The other great early theme is romance - Bristow's unrequited lust for Miss Pretty of Kleenaphone, and Miss Sunman's sublimated affections for him. Dickens drew Sunman as distinctly ugly in those days - I think he has grown rather fond of her and she appears to have blossomed just a little since.

During the 1970s Dickens reduced the number of drawing per strip to four and then to three. Dialogue in speech bubbles replaces Bristow's musings and commentaries. And the latest strips take this tendency to an extreme, with two or even one frame drawings predominating. It is not for me to criticise Dickens who has given me so much pleasure. But I find that I do prefer the earlier strips. The range of expressions and emotions that Bristow conveys in those six frame drawings make him live in a way that the one or two frame strips cannot do. The dialogue itself is funnier, with much greater emphasis on word-play, including puns, mangled proverbs and the occasional literary quotation.

This website is not meant as literary criticism. It is an aide-memoire for fans who may not be so familiar with the world of Chester-Perrys, and an exploration of some of the enduring themes that Dickens exploits with such wonderful results. It is being researched and rewritten continually, especially as Dickens continues to publish 5 new strips a week on his website. And there are at least 6000 strips that exist only in newspaper libraries and which I will be gradually seeking out over the next 10? - 20? - years.

Time passes...

Some cartoon strips have their characters experience time - they grow up, age maybe even die off. Others exist in a "continuous present" where nothing ever really changes and events become assimilated into a rather unspecific and usually inconsistent background. Bristow is such a strip. He has always worked for C-Ps for 8 and a bit years. The Great Tea Trolley Disaster always happened about 6 years before the present. The post-boy is still a post-boy. And so on. There are major events that ought to create a history - such as Fudge's replacement for a while by a Lady Chief Buyer - but these don't really change the landscape.

The problem for the writer (me, that is) is how to write about these one-off events - Does one use the tone of the continuous present for something that happened in the recent past (as far as the internal logic of the strip is concerned) and may have been published thirty years ago (in real time)? Take the vexed case of Living Death in the Buying Department. Bristow is shown actually writing this wretched diatribe in 1962 (when he had been with the firm for about 8 years). Then some time later he apparently finds the manuscript and we are told that he started it just after he started work at C-Ps - 8 years previously. And during the 1970s we find him furiously writing stories, poems, works of reference - but he still has only been with C-Ps for 8 and 2/3 years. So which is the now of the strip?

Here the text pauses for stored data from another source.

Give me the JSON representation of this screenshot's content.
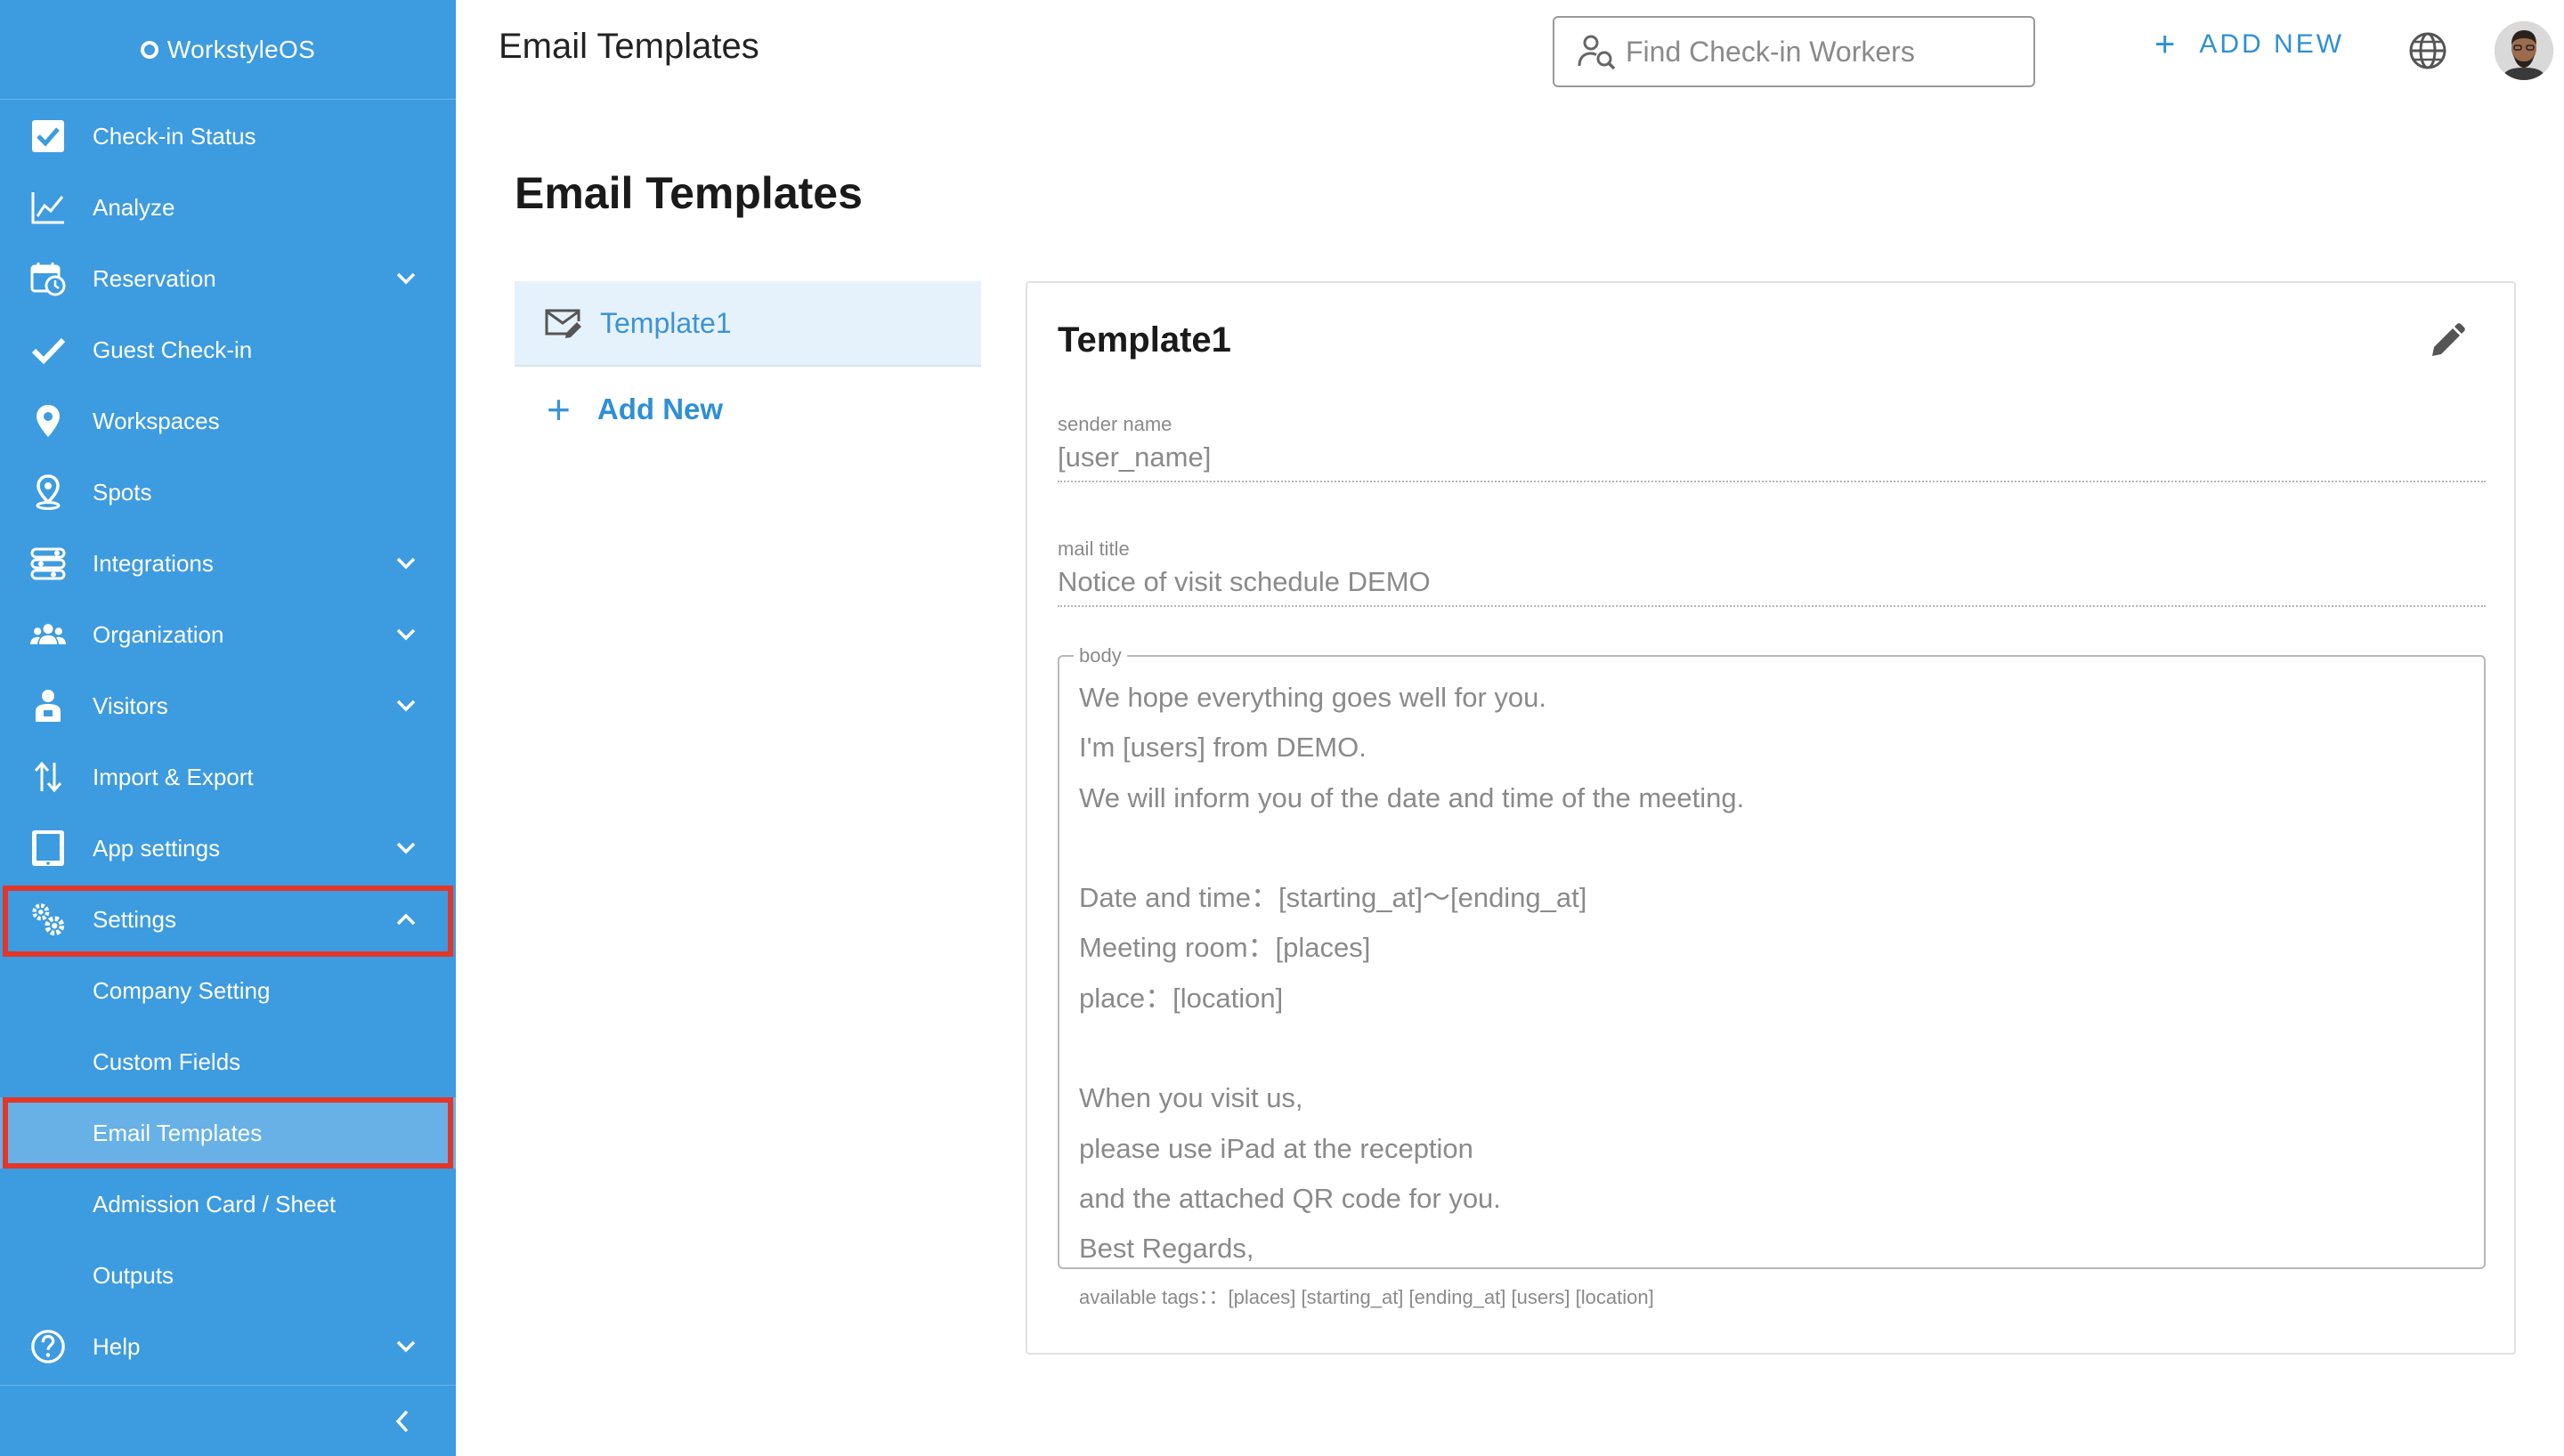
{
  "brand": {
    "name": "WorkstyleOS"
  },
  "sidebar": {
    "items": [
      {
        "label": "Check-in Status",
        "icon": "checkbox-icon",
        "has_chevron": false
      },
      {
        "label": "Analyze",
        "icon": "chart-line-icon",
        "has_chevron": false
      },
      {
        "label": "Reservation",
        "icon": "calendar-clock-icon",
        "has_chevron": true
      },
      {
        "label": "Guest Check-in",
        "icon": "check-icon",
        "has_chevron": false
      },
      {
        "label": "Workspaces",
        "icon": "map-pin-icon",
        "has_chevron": false
      },
      {
        "label": "Spots",
        "icon": "spot-pin-icon",
        "has_chevron": false
      },
      {
        "label": "Integrations",
        "icon": "integrations-icon",
        "has_chevron": true
      },
      {
        "label": "Organization",
        "icon": "group-icon",
        "has_chevron": true
      },
      {
        "label": "Visitors",
        "icon": "visitor-icon",
        "has_chevron": true
      },
      {
        "label": "Import & Export",
        "icon": "import-export-icon",
        "has_chevron": false
      },
      {
        "label": "App settings",
        "icon": "tablet-icon",
        "has_chevron": true
      },
      {
        "label": "Settings",
        "icon": "gears-icon",
        "has_chevron": true,
        "expanded": true,
        "highlighted": true
      }
    ],
    "settings_subitems": [
      {
        "label": "Company Setting"
      },
      {
        "label": "Custom Fields"
      },
      {
        "label": "Email Templates",
        "selected": true,
        "highlighted": true
      },
      {
        "label": "Admission Card / Sheet"
      },
      {
        "label": "Outputs"
      }
    ],
    "help": {
      "label": "Help",
      "icon": "help-icon",
      "has_chevron": true
    },
    "collapse_icon": "chevron-left-icon"
  },
  "topbar": {
    "title": "Email Templates",
    "search_placeholder": "Find Check-in Workers",
    "add_new_label": "ADD NEW",
    "globe_icon": "globe-icon"
  },
  "main": {
    "heading": "Email Templates",
    "templates": [
      {
        "label": "Template1",
        "selected": true
      }
    ],
    "add_new_label": "Add New"
  },
  "template_detail": {
    "title": "Template1",
    "sender_name_label": "sender name",
    "sender_name_value": "[user_name]",
    "mail_title_label": "mail title",
    "mail_title_value": "Notice of visit schedule DEMO",
    "body_label": "body",
    "body_text": "We hope everything goes well for you.\nI'm [users] from DEMO.\nWe will inform you of the date and time of the meeting.\n\nDate and time：[starting_at]〜[ending_at]\nMeeting room：[places]\nplace：[location]\n\nWhen you visit us,\nplease use iPad at the reception\nand the attached QR code for you.\nBest Regards,",
    "available_tags": "available tags：：[places] [starting_at] [ending_at] [users] [location]"
  },
  "colors": {
    "sidebar_bg": "#3d9be0",
    "accent": "#2f8fd6",
    "highlight_border": "#e2362a",
    "selected_item_bg": "#e6f2fb"
  }
}
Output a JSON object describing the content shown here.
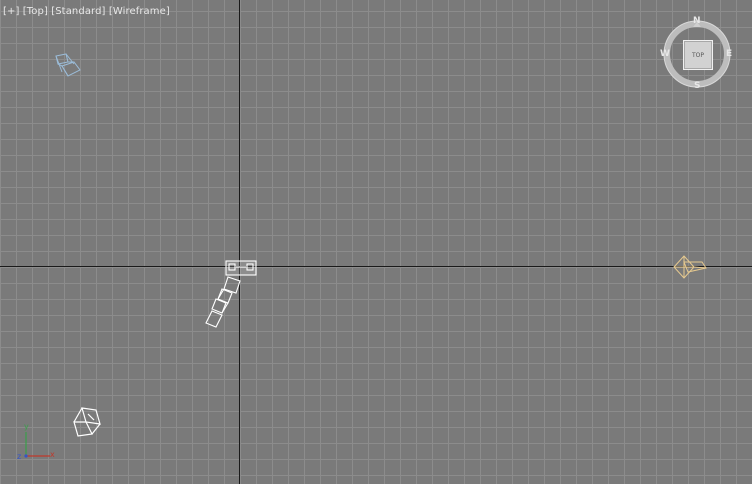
{
  "viewport": {
    "label_plus": "[+]",
    "label_view": "[Top]",
    "label_shading": "[Standard]",
    "label_mode": "[Wireframe]"
  },
  "viewcube": {
    "face_label": "TOP",
    "north": "N",
    "south": "S",
    "east": "E",
    "west": "W"
  },
  "axis_gizmo": {
    "x_label": "x",
    "y_label": "y",
    "z_label": "z"
  },
  "colors": {
    "background": "#7a7a7a",
    "grid": "#8c8c8c",
    "world_axis": "#1a1a1a",
    "light_blue_object": "#9bbcd8",
    "camera_object": "#e6c98f",
    "white_object": "#ffffff",
    "gizmo_x": "#c0392b",
    "gizmo_y": "#3aa04a",
    "gizmo_z": "#3555c8"
  }
}
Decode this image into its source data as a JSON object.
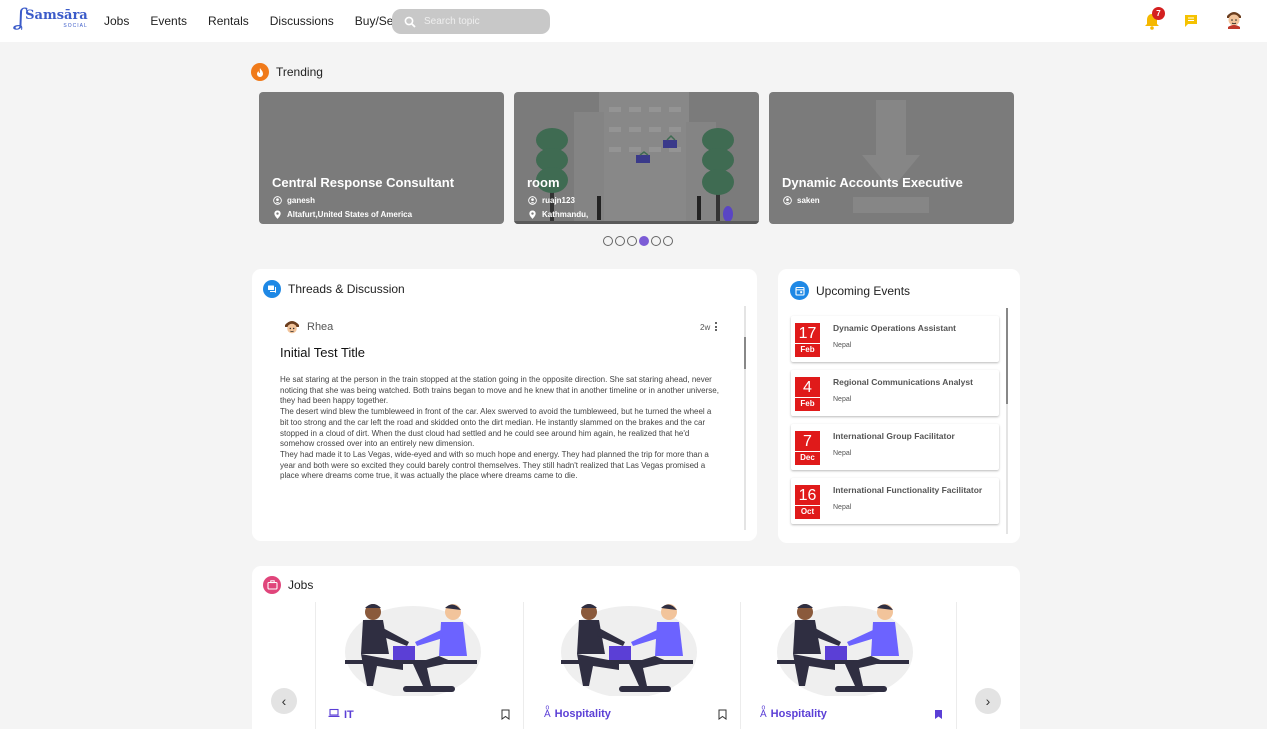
{
  "nav": {
    "logo_word": "Samsāra",
    "logo_sub": "SOCIAL",
    "links": [
      "Jobs",
      "Events",
      "Rentals",
      "Discussions",
      "Buy/Sell"
    ],
    "search_placeholder": "Search topic",
    "notification_count": "7",
    "accent": "#7c5cd6"
  },
  "trending": {
    "heading": "Trending",
    "cards": [
      {
        "title": "Central Response Consultant",
        "user": "ganesh",
        "location": "Altafurt,United States of America"
      },
      {
        "title": "room",
        "user": "ruajn123",
        "location": "Kathmandu,"
      },
      {
        "title": "Dynamic Accounts Executive",
        "user": "saken",
        "location": ""
      }
    ],
    "dots_total": 6,
    "dots_active": 4
  },
  "threads": {
    "heading": "Threads & Discussion",
    "post": {
      "author": "Rhea",
      "time": "2w",
      "title": "Initial Test Title",
      "paragraphs": [
        "He sat staring at the person in the train stopped at the station going in the opposite direction. She sat staring ahead, never noticing that she was being watched. Both trains began to move and he knew that in another timeline or in another universe, they had been happy together.",
        "The desert wind blew the tumbleweed in front of the car. Alex swerved to avoid the tumbleweed, but he turned the wheel a bit too strong and the car left the road and skidded onto the dirt median. He instantly slammed on the brakes and the car stopped in a cloud of dirt. When the dust cloud had settled and he could see around him again, he realized that he'd somehow crossed over into an entirely new dimension.",
        "They had made it to Las Vegas, wide-eyed and with so much hope and energy. They had planned the trip for more than a year and both were so excited they could barely control themselves. They still hadn't realized that Las Vegas promised a place where dreams come true, it was actually the place where dreams came to die."
      ]
    }
  },
  "events": {
    "heading": "Upcoming Events",
    "items": [
      {
        "day": "17",
        "month": "Feb",
        "title": "Dynamic Operations Assistant",
        "location": "Nepal"
      },
      {
        "day": "4",
        "month": "Feb",
        "title": "Regional Communications Analyst",
        "location": "Nepal"
      },
      {
        "day": "7",
        "month": "Dec",
        "title": "International Group Facilitator",
        "location": "Nepal"
      },
      {
        "day": "16",
        "month": "Oct",
        "title": "International Functionality Facilitator",
        "location": "Nepal"
      }
    ]
  },
  "jobs": {
    "heading": "Jobs",
    "items": [
      {
        "category": "IT",
        "icon": "laptop-icon",
        "bookmarked": false
      },
      {
        "category": "Hospitality",
        "icon": "translate-icon",
        "bookmarked": false
      },
      {
        "category": "Hospitality",
        "icon": "translate-icon",
        "bookmarked": true
      }
    ],
    "prev": "‹",
    "next": "›"
  }
}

Well I'm not going to try to answer this one. I just use the terms early and late to distinguish things that happened before and after each other but where relevant I will also give the date of publication and the strip number. Knowing when a particular strip was written can be helpful - otherwise jokes about Easter issues of the House Journal appearing in May or the Committee of the Sports and Social Club cunningly inviting Sir Reginald - in February - to attend the Annual Christmas Dinner and Dance don't work. Also Dickens likes putting in topical references. Comparing C-Ps to Guantanamo Bay has no meaning at all unless you know it was published in 2003, or that the startling promotion of Mrs Fletcher as Head of Accounts just happened to coincide with the election of Mrs Thatcher as leader of the Conservative Party in 1975.

Strip numbering

The strips in the Evening Standard were numbered from the start but not consistently. Sometimes they were published in a different order - usually making more sense than if they had been published in strict numeric order. The last strip in October 1962 was numbered 215 and the next one published was 534. Strips published on Frank Dickens' website in early 2001 had no particular numbering scheme - there was a group marked "na" ; others seem to be randomly numbered between 1 and 10 with many repeats, but from May 2001 onward they were numbered consecutively.

Strip numbers used throughout this website refer to the number as published in the Evening Standard, whether or not this was relevant to the order of publication. If I don't know the actual publication number then I have assigned a dummy number (typically these are in the range 2000-3000) and said so on the page that actually displays it. If a strip was also published in a book in the UK I have given the reference. The first three books were each called Bristow so these are distinguished by the dates of publication, being in 1966, 1970 and 1972. I have not referred to the books published elsewhere. A lot of early strip were published in Italy and some in Australia but I don't have any of these.